Passing Non-References to a Function
You can pass a combination of scalars and/or arrays and/or hashes to a Perl subroutine. When you do this, the arrays and the hashes become flattened out and they loose their identities. The elements of any array or hash or scalars become elements of the predefined array @_ in the order in which they were sent as arguments for the scalars and array elements; the order for the hash elements in @_ is not necessarily the order defined for the hash. All this occurs immediately the function starts executing. Read and try the following code that illustrates this:

use strict;

my @arr = ("bbb", "ccc", "ddd");
my %ha = (four => "eee", five => "fff", six =>"ggg");

sub mySub
    {
        print $_[0], " ", $_[1], " ", $_[2], " ", $_[3], " ", $_[4], " ", $_[5], " ", $_[6], " ", $_[7], " ", $_[8], " ", $_[9];
    }

mySub("aaa", @arr, %ha);

Remember; the elements of @_ are accessed with $_[0], $_[1], $_[2], etc. As said above, the hash key/value pairs may not be in the @_ array in the order sent; that is how Perl operates for now.

With the flatness in the @_ array the function cannot return the scalar, array or hash as they were sent if it does not have pre-knowledge of the scalar, array and hash sent. Even if it had, it would need extra code to determine where the hash key/value pairs are in the @_ array. This particular problem is solved if the arguments are passed by reference.

Passing Arguments by Reference
You can pass a scalar, an array or a hash by reference to a function. When you do this, there is no flattening of the array or hash because the elements of the @_ array become the references passed and not the array or hash elements. In the following code, one reference to a scalar, one reference to an array and one reference to a hash are passed. So the @_ array will have three values, which are the three references and not the elements of the scalar, array and hash. So in the function, $_[0] will hold the reference to the scalar, $_[1] will hold the reference to the array and $_[2] will hold the reference to the hash. These are scalar references that you use like ordinary scalar references. Read and try the following code:

use strict;

my @arr = ("bbb", "ccc", "ddd");
my %ha = (four => "eee", five => "fff", six =>"ggg");

sub mySub
    {
        print ${$_[0]} . "\n\n";

        print ${$_[1]}[0] . "\n";
        print ${$_[1]}[1] . "\n\n";

        print $_[2]->{'four'} . "\n";
        print $_[2]->{'five'} . "\n";
    }

my $scal = "aaa";
mySub(\$scal, \@arr, \%ha);

Note: When you pass arguments ordinarily, a copy of the scalar or array element or hash element goes into the @_ array and are stored in different memory regions; you end up with two memory regions for each value. With that, if you change a value in @_ the original value is not changed. When you pass by reference, a copy does not go into the @_ array; so you end up with one memory region for each (same original) value. With this, if you use a reference in @_ to change a value, you change the original value.

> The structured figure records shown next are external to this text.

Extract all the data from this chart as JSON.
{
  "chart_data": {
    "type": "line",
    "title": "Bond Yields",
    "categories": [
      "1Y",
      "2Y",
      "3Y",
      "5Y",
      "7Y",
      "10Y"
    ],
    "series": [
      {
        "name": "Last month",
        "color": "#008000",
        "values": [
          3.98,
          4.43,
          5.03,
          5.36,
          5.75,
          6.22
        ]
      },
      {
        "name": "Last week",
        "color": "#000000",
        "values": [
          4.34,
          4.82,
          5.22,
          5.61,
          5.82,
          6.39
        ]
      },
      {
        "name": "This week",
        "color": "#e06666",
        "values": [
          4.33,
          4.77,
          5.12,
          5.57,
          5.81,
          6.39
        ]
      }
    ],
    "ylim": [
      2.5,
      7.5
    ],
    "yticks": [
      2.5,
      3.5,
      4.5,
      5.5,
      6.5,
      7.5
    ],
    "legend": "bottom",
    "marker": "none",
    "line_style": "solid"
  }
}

Function Returning Arguments
When you pass arguments ordinarily, there is flattening into @_. For the hash, you would not know where a particular value is, in the @_ array in order to return it. When you pass arguments by reference, you can use a reference in @_ to return a value.

You can also return just the reference (address) that was sent as argument. Assume that you are interested in the reference in $_[2], then the following statement will return the reference:

    return $_[2];

If you want the value, you dereference $_[2] depending on whether it is for a scalar, an array or a hash, as we saw in the previous parts of the series. After dereferencing, you can return the value.

That is it for this part of the series. We stop here and continue in the next part.